Just because you love doing something doesn’t necessarily mean you’re going to be good at it. That’s what nail tech Joi Lambert discovered not long after she quit her job as a property manager in 2013 to attend nail school. “I realized early in my training that I wasn’t the best at painting nails,” says Lambert. “It was pretty discouraging and I didn’t know what I was going to do. I worked in nail salons and practiced, but I found my skills were still below average. I knew I had to think of other options.” The option she came up with was to develop her own gel-polish line called Purjoi Nail Studio.
We asked Lambert to tell us more about how she created the line.
What drew you to nails as a career in the first place?
Lambert: I think my passion started when I was in sixth grade. My teacher stopped at my desk, picked up my hand, and told me that I had the most beautiful hands and nails. I still remember her face and the feeling I had. Everything was about nails from that moment on. I still remember my first nail polish — it was Wet N Wild. My father bought it for me.
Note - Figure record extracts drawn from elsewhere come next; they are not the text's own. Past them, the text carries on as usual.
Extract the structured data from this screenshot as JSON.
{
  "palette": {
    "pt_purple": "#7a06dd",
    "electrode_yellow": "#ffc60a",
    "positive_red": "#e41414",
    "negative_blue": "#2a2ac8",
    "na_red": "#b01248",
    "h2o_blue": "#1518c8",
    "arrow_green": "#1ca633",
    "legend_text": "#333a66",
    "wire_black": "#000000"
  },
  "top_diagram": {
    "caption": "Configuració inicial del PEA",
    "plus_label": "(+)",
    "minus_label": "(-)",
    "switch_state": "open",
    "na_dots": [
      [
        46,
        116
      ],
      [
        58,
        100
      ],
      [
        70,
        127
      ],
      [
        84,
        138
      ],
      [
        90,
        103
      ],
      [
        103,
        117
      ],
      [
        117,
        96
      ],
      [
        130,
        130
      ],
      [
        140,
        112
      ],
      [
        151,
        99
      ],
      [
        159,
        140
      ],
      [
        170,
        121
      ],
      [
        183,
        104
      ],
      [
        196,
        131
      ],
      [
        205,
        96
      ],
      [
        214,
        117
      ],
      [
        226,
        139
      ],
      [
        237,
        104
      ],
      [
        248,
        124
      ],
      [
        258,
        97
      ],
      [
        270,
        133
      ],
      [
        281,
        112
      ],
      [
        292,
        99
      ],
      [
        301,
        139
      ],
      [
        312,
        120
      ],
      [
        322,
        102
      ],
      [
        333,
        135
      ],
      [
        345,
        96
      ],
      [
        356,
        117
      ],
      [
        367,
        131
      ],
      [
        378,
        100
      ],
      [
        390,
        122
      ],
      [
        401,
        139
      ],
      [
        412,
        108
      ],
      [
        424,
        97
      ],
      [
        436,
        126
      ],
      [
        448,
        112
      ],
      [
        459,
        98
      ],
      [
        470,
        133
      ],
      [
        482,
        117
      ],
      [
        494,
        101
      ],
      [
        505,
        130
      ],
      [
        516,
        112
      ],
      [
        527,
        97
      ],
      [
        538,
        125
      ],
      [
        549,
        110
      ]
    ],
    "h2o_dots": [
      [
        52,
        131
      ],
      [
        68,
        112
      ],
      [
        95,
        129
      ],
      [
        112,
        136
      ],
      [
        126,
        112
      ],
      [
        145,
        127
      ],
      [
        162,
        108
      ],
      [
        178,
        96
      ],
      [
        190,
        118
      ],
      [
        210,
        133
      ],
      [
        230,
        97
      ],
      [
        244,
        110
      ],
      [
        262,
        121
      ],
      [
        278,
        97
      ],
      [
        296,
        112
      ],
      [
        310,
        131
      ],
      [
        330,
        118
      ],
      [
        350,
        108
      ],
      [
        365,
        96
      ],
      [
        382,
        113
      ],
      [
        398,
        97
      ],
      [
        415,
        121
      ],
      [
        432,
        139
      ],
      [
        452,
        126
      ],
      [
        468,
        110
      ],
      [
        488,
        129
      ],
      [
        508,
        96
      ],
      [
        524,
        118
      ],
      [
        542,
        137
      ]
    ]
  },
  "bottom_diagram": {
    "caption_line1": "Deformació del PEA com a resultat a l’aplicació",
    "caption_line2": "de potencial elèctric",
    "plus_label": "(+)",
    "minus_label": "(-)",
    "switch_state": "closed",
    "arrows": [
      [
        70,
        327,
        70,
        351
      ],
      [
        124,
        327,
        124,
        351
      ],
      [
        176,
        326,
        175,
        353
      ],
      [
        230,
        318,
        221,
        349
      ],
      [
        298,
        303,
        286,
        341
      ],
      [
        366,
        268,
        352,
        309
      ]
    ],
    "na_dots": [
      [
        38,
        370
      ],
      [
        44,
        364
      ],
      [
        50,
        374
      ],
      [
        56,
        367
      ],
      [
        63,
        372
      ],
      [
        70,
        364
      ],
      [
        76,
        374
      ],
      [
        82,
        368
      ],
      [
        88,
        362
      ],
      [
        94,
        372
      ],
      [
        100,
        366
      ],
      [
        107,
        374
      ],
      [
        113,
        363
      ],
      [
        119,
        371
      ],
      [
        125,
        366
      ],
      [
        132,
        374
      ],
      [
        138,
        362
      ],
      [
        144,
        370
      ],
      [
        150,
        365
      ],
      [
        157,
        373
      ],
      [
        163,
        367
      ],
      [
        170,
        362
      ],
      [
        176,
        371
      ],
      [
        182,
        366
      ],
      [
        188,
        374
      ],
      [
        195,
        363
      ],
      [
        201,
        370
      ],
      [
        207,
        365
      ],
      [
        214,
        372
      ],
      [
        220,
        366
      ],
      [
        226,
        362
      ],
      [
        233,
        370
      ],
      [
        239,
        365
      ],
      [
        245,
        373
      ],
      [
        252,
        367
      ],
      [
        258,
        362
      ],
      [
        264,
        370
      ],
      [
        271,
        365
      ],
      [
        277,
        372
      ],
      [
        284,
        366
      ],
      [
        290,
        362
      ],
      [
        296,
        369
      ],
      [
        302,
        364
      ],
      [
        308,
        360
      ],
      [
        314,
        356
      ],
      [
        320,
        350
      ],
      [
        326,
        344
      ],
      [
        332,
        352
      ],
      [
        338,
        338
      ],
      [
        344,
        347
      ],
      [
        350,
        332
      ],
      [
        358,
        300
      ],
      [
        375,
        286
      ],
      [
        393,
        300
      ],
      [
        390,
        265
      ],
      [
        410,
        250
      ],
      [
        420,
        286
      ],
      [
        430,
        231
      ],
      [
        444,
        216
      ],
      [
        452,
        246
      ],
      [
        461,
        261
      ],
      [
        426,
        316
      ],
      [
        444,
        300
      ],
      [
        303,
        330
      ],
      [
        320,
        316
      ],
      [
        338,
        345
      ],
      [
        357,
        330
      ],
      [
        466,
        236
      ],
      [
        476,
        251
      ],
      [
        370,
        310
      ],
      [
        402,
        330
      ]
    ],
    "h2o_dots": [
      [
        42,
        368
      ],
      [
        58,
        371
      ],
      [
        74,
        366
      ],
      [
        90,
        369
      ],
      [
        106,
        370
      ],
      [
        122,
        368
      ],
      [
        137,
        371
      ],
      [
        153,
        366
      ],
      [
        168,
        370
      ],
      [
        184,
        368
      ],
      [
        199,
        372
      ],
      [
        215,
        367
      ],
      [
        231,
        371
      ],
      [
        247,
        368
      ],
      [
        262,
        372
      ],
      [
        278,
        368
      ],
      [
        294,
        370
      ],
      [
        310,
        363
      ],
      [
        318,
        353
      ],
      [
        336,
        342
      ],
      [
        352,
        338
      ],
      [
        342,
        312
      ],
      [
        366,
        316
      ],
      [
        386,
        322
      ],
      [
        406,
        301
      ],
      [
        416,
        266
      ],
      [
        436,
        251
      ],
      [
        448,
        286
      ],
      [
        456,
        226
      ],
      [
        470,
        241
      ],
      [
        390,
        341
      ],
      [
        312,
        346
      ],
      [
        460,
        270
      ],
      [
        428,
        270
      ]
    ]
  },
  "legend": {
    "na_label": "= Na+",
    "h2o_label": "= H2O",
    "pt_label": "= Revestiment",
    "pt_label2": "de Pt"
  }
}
How did you go about developing the gel-polish?
Lambert: I started by testing a big number of gel brands and making notes as to what I liked or disliked. I tested the gels and ranked their application and nail art capabilities. I ranked the removal and how long it took. After fine-tuning what I needed based on my expectations, my formula was created. It was a lot of work and a lot of sleepless nights. The entire process took me about a year.
So what did you come up with?
Lambert: I introduced 50 rich colors with a high-shine gloss that last up to two weeks. The formula is three-free and it removes easily in eight to 10 minutes. “Pur” describes the three-free aspect and the simplicity of the product. “Joi” is my name and the feeling I hope it delivers.
What makes your product different?
Lambert: My one-step formula was made to be thicker to provide easier applications and to apply nail art. I discovered that by providing a little thicker formula, users are able to achieve smooth, even layers — which is helpful for any level of painter.
Do you still regret your inability to paint nails?
Lambert: Yeah, it’s big joke in my circle that I can’t paint other people’s nails and I get teased, but all in good humor. I’m proud to admit my faults and proud it didn’t get in my way. I wanted to be in the nail industry — it just took me longer to figure out where.